When asked by the Independent Market Monitor about Maxim’s supply
offers, Mr. Mitton responded that Maxim was bidding “conservatively.” This could
have easily been interpreted by the Independent Market Monitor as a truthful response
acknowledging that while the Pittsfield plant was typically burning gas, Maxim was
offering in on oil as a way to play it safe given pipeline restrictions. This is
not, on its face, an implausible business reason for structuring a supply offer in such
a way. Yet, the Independent Market Monitor did not, at that time, follow-up with
the next logical question, “What fuel are you burning in real time?” Rather, the
Independent Market Monitor seemed satisfied to simply have a copy of the posted
pipeline restrictions.
Approximately one month later, when the Independent Market Monitor
did ask what fuel Pittsfield actually used, Maxim provided a truthful response.
Upon receiving that information, the Independent Market Monitor
was able to mitigate Maxim prior to settlement.
“Staff’s case linking Maxim’s supply offers to a willful intent
to deceive the Independent Market Monitor thus rests on the notion that while Mr.
Mitton’s responses may have been technically correct and ultimately truthful, Mr.

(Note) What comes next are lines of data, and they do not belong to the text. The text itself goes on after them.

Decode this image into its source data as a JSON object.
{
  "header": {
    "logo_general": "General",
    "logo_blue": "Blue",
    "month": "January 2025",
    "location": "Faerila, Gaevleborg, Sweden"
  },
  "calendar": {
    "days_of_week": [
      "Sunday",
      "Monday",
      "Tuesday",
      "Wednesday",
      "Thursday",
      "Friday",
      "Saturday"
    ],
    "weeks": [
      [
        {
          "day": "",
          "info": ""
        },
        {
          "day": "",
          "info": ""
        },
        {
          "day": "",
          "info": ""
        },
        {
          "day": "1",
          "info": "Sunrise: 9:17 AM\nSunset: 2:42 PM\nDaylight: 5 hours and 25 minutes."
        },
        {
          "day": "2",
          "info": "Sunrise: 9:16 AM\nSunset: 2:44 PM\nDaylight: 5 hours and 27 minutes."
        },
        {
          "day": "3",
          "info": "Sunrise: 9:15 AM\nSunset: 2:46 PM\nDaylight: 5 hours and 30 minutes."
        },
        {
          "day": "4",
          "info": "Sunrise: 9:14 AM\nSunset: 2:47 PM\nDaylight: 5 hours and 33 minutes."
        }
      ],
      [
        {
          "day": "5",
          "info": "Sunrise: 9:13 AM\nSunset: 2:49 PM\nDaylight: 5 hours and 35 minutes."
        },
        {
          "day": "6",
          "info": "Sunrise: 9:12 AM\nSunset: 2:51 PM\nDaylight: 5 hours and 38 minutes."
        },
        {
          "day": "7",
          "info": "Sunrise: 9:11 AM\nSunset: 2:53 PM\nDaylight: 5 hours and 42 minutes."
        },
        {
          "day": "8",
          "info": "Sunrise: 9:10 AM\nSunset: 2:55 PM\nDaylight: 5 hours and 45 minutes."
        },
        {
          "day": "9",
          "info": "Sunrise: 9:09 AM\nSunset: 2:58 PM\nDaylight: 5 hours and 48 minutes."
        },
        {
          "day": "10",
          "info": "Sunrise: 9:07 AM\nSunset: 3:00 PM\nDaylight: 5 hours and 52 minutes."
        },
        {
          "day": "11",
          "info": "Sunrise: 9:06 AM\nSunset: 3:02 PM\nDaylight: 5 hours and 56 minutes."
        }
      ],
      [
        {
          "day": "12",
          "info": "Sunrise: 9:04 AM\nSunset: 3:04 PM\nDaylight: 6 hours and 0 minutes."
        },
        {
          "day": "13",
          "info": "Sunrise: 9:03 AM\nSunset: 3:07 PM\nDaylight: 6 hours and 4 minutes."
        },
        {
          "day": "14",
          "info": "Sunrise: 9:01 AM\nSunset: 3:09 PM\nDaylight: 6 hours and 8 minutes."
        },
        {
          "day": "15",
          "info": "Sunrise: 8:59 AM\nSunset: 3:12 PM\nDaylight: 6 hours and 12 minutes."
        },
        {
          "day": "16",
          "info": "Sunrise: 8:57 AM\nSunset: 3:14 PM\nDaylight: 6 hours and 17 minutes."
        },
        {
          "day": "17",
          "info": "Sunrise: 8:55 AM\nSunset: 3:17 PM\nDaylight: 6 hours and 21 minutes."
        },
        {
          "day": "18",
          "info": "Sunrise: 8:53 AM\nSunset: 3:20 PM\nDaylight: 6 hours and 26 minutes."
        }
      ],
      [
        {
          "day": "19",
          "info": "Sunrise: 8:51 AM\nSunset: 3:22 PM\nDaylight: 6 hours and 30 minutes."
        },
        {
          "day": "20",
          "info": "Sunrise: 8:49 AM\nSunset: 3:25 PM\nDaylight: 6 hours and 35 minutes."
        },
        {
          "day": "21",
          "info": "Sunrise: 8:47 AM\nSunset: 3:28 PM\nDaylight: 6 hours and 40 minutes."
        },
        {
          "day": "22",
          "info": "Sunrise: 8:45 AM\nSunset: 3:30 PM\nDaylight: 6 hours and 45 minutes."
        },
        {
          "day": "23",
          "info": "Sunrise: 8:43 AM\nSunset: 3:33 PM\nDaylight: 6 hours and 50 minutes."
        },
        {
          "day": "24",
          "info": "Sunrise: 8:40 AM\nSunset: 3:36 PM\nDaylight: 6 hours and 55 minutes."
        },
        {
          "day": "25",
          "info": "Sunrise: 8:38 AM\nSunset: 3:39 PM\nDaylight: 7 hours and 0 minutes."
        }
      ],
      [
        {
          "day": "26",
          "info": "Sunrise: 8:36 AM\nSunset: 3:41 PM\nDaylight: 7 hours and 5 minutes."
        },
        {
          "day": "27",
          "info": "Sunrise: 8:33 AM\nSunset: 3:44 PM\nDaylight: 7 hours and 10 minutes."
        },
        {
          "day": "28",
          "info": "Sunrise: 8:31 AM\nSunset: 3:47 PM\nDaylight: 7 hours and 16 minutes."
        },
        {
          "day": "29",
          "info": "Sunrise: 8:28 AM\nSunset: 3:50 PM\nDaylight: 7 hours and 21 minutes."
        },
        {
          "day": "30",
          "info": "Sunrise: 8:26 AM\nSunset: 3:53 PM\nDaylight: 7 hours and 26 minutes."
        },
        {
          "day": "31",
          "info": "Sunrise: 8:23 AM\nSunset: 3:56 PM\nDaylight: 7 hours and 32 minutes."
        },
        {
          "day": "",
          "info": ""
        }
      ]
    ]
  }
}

Mitton did not anticipate what information the Independent Market Monitor was really
seeking and therefore his responses were too narrow and not as forthcoming as they
should have been.
“A second matter relates to the Commission’s decision to
penalize and hold accountable just one individual. The record clearly
established that this bidding strategy was condoned and approved by management
at Maxim.
1 Even in the event that I had found that Enforcement Staff
had met its overall burden in the case, I could not support holding only the
front-line employee culpable when management itself embraces and takes
ownership of the actions. To be clear, I find that there are circumstances in
which it can be appropriate to hold individuals accountable in these types of
cases, and I have supported efforts to do so in the past. There may be cases
where a rogue front-line employee concocts a manipulative scheme without
management’s active participation and blessing. However, this is not the case
here. When we find individual liability appropriate, as a matter of fairness,
we should strive to ensure that all those who carried out a scheme are held
accountable, including superiors who knew of and authorized the actions.
“For these reasons, I respectfully dissent.”